Restauration fluviale
Cantonnée à un registre de restauration spectacle guindée, la restauration des cours d'eau adopte depuis une petite dizaine d'années une forme plus bigarrée. Mais si les formules évoluent, les contraintes liées à cette forme particulière de restauration demeurent.
La Société
des Bateaux Parisiens représente plus de 40 % du marché du tourisme fluvial à Paris.
L'eau a toujours été un cadre idéal pour le développement d'activités touristiques. Océans, mers, fleuves, rivières et canaux, symboles puissants de liberté, ont généralement bonne presse et sont fréquemment sollicités pour mettre en valeur des manifestations ou occupations de toutes sortes. Dans ce sens, l'association de l'eau et de la restauration n'a rien d'incongru et coule même de source : les établissements situés au bord de l'eau ne manquent pas. Plus atypiques sont les péniches ou les bateaux de plaisance aménagés en restaurant qui permettent de s'aventurer au-dessus des flots. Les uns sont à quai et y demeurent le temps du repas ou du spectacle ; les autres, en vous transportant, offrent le bénéfice d'un décor mouvant.

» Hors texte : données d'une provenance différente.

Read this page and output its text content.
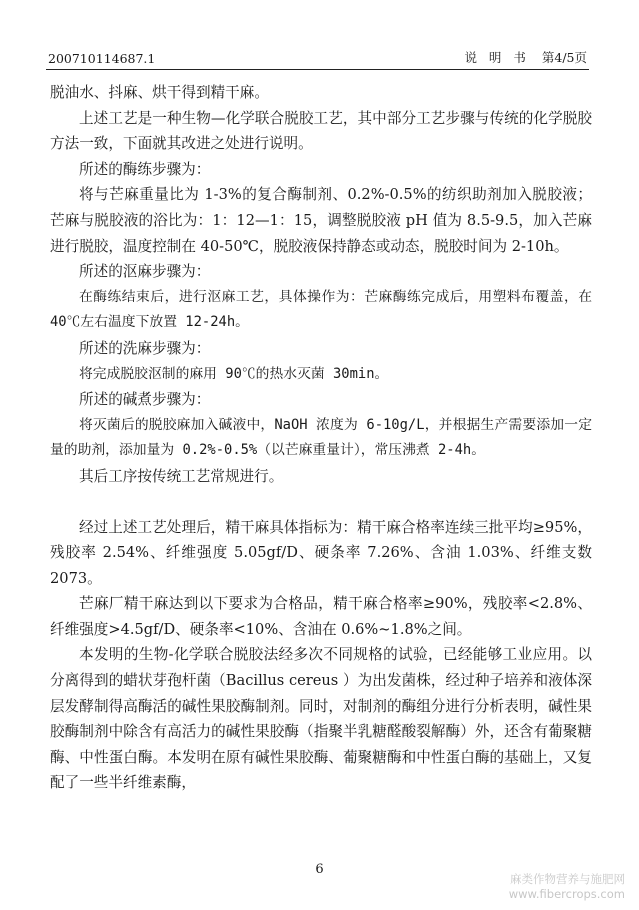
200710114687.1	说 明 书 第4/5页

脱油水、抖麻、烘干得到精干麻。

上述工艺是一种生物—化学联合脱胶工艺，其中部分工艺步骤与传统的化学脱胶方法一致，下面就其改进之处进行说明。

所述的酶练步骤为：

将与芒麻重量比为 1-3%的复合酶制剂、0.2%-0.5%的纺织助剂加入脱胶液；芒麻与脱胶液的浴比为：1：12—1：15，调整脱胶液 pH 值为 8.5-9.5，加入芒麻进行脱胶，温度控制在 40-50℃，脱胶液保持静态或动态，脱胶时间为 2-10h。

所述的沤麻步骤为：

在酶练结束后，进行沤麻工艺，具体操作为：芒麻酶练完成后，用塑料布覆盖，在 40℃左右温度下放置 12-24h。

所述的洗麻步骤为：

将完成脱胶沤制的麻用 90℃的热水灭菌 30min。

所述的碱煮步骤为：

将灭菌后的脱胶麻加入碱液中，NaOH 浓度为 6-10g/L，并根据生产需要添加一定量的助剂，添加量为 0.2%-0.5%（以芒麻重量计），常压沸煮 2-4h。

其后工序按传统工艺常规进行。

经过上述工艺处理后，精干麻具体指标为：精干麻合格率连续三批平均≥95%，残胶率 2.54%、纤维强度 5.05gf/D、硬条率 7.26%、含油 1.03%、纤维支数 2073。

芒麻厂精干麻达到以下要求为合格品，精干麻合格率≥90%，残胶率<2.8%、纤维强度>4.5gf/D、硬条率<10%、含油在 0.6%~1.8%之间。

本发明的生物-化学联合脱胶法经多次不同规格的试验，已经能够工业应用。以分离得到的蜡状芽孢杆菌（Bacillus cereus ）为出发菌株，经过种子培养和液体深层发酵制得高酶活的碱性果胶酶制剂。同时，对制剂的酶组分进行分析表明，碱性果胶酶制剂中除含有高活力的碱性果胶酶（指聚半乳糖醛酸裂解酶）外，还含有葡聚糖酶、中性蛋白酶。本发明在原有碱性果胶酶、葡聚糖酶和中性蛋白酶的基础上，又复配了一些半纤维素酶，

6
麻类作物营养与施肥网
www.fibercrops.com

Lieu insolite pour repas d'exception
En plein cur de la ville, le fleuve offre souvent un cadre de choix pour une
restauration gastronomique et haut de gamme. D'une manière générale, les péniches
transformées en espace de restauration attirent une clientèle dans le cadre
d'événements extraordinaires. Mariages, baptêmes, soirées d'entreprises, séminaires,
colloques ont la faveur de ces sites aquatiques. Au quotidien, ce sont les touristes qui
forment le gros de la clientèle. A noter que les croisières gourmandes sont
généralement associées à des spectacles ou des animations ambitieuses (orchestres,
prestidigitation, etc.). Le prix du repas est rarement inférieur à
200 francs et peut atteindre facilement 500 francs par personne. Deux grosses entreprises
se partagent la Seine et sont à l'origine de la plupart des croisières de luxe de la
capitale : les Bateaux Mouches, et les Bateaux Parisiens filiale de Sodexho. Installée
depuis 40 ans au pied de la tour Eiffel, la Société des Bateaux Parisiens représente
plus de 40 % du marché du tourisme fluvial à Paris. Elle emploie de 160 à 220
collaborateurs en saison pour une flotte de 9 bateaux, dont 4 restaurants et certains de
ses bateaux peuvent accueillir jusqu'à 500 personnes. Les Bateaux Mouches réunissent
environ 200 salariés sur 5 bâtiments. Dans ces entreprises, la restauration est loin
d'être un art improvisé : les cuisines des Bateaux Mouches comptent jusqu'à 30
cuisiniers et pâtissiers travaillant des produits frais dans le respect des traditions
culinaires, soulignent-ils. Dans la lignée des deux géants, le Métamorphosis,
établissement indépendant, propose un dîner-spectacle (le théâtre de magie de Paris)
au prix de 320 francs par personne. A la différence près que le bateau est à quai et
qu'il n'accueille pas tout à fait la même clientèle que ses confrères. "Nous
avons peu de touristes. Nous accueillons essentiellement les sociétés, dans le cadre de
séminaires ou de soirées de récompenses, et des groupes pour un événement
particulier", précise Stéphanie Blanchot, assistante de direction au
Métamorphosis.
Une nouvelle forme de restauration fluviale
Depuis une dizaine d'années, on assiste au développement de bateaux indépendants à la
mise en scène moins ambitieuse. "Les premières années ont été difficiles
mais, heureusement, les quais ont rencontré un véritable engouement il y a 2 ou 3 ans.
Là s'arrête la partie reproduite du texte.